Gordon is an ex-football player, which might one day be as solid a base as wrestling or Brazilian jiu-jitsu. I guess it makes sense since it involves discipline, athleticism and a predilection towards hurting people. It helps that Gordon just so happens to be good friends with some guy named Chris Weidman. Gordon is jazzed to be facing Team Penn’s top middleweight pick.
It seems like ages ago, but King made a name for himself in the elimination round with his rousing performance against future TUF: Nations competitor Nordine Taleb. He’s a meat and potatoes fighter with good cardio and wrestling. BJ Penn and Mark Coleman are confident he can control Gordon with his wrestling. Much to their chagrin, King posits that he might be able to beat Gordon with his striking. OMFG please tell me King is planning to “Stand and Wang”.
Penn says that Gordon can knock King down, but King can’t knock Gordon down. That’s not exactly a ringing endorsement. Coleman is once again the voice of reason on the show (what am I saying?!?) and he suggests that they lay off on the advice so as to avoid accountability. Thanks for being here, Mark!
The Coaches’ Challenge is a kayak course, which is about as unfair as it sounds considering one guy is from New Jersey and the other is from Hawaii.
Frankie Edgar: How we picked water sports when this dude visits his buddy down the street on a kayak?
They confirm a cash prize of $10,000 for the coaches and $1,500 for each of the fighters. Not to be overly negative yet again, but even this challenge sucks. It’s just a race around some buoys and that’s it. Chael Sonnen and Jon Jones got to operate friggin’ bulldozers! The course has a terrible design. Once you get past the first few turns, it’s just a straight shot to the finish line. Edgar falls behind and never catches up. Yippee.
Neither the domestic disturbance nor King’s insistence on showing off his striking acumen resulted in much to write about as far as the fight goes. The match had that awful sparring feel to it, like both men were afraid to lose. The most intensity came from the Team Edgar corner who were constantly shouting combo codes in the form of Battleship coordinates (B3! B3!).

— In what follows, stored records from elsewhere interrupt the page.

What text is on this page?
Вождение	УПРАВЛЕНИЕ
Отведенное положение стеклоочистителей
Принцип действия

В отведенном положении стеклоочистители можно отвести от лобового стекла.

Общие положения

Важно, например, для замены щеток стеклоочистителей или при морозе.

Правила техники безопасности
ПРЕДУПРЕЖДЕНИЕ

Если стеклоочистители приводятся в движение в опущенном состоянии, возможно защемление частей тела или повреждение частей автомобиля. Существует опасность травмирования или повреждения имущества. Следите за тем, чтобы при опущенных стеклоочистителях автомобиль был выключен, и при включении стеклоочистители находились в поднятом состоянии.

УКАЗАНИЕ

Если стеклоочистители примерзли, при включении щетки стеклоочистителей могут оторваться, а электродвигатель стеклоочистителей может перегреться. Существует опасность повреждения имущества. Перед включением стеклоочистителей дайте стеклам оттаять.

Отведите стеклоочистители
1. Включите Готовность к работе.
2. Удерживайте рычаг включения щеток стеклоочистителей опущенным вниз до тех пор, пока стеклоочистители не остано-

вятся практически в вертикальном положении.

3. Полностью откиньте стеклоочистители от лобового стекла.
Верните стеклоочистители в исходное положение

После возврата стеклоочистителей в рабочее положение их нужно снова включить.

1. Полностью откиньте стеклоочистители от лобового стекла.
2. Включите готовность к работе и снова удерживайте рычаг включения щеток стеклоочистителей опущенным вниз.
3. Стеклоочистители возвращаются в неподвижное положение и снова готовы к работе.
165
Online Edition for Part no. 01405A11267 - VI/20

Remember the eye poke that was featured so prominently in the commercials for this episode? The one that could allegedly jeopardize the whole fight? It looks bad, but it takes about one minute for King to recover and it’s never brought up again. F**k off TUF 19.
After three rounds (they needed the extra), it’s Gordon’s takedowns that end up making the difference. He earns a tepid decision. As much as I respect both guys for their effort (Gordon especially since it looked like he was starting to gas out in the second round), this was a classic case of copious trash talk followed by a whole lotta nothin’.
They even resort to showing a nice shot of Chrissy Blair during Dana White’s review of the fight as if…that will…distract us…
For those of you keeping score at home, both Edgar and Penn’s top middleweights have bowed out in the quarterfinals and Penn’s top light heavyweight is also out. Only Corey Anderson was able to back up his high selection.
The last match-up is Matt Van Buren v. Chris Fields. I’m actually looking forward to this one since Van Buren has developed a decent reputation for mudslinging and Fields has a lot to prove since he just scraped by the elimination round. They don’t get along either. Unfortunately, what should have been an intense stare-down became completely inexplicable instead.
Monaghan: “Van Buren vs. Fields. The most awkward face-off that I’ve ever seen. Both their hands were up, they looked like they were ready to fly away. They genuinely don’t like each other so that’s going to be the grudgiest fight in the house. I’m really looking forward to it.”
And if King talking about beating children and Gordon expressing his opinion on the woman’s role in the kitchen weren’t enough, we end with someone yelling about Van Buren and Fields being like two pitbulls on a leash. Dogfighting.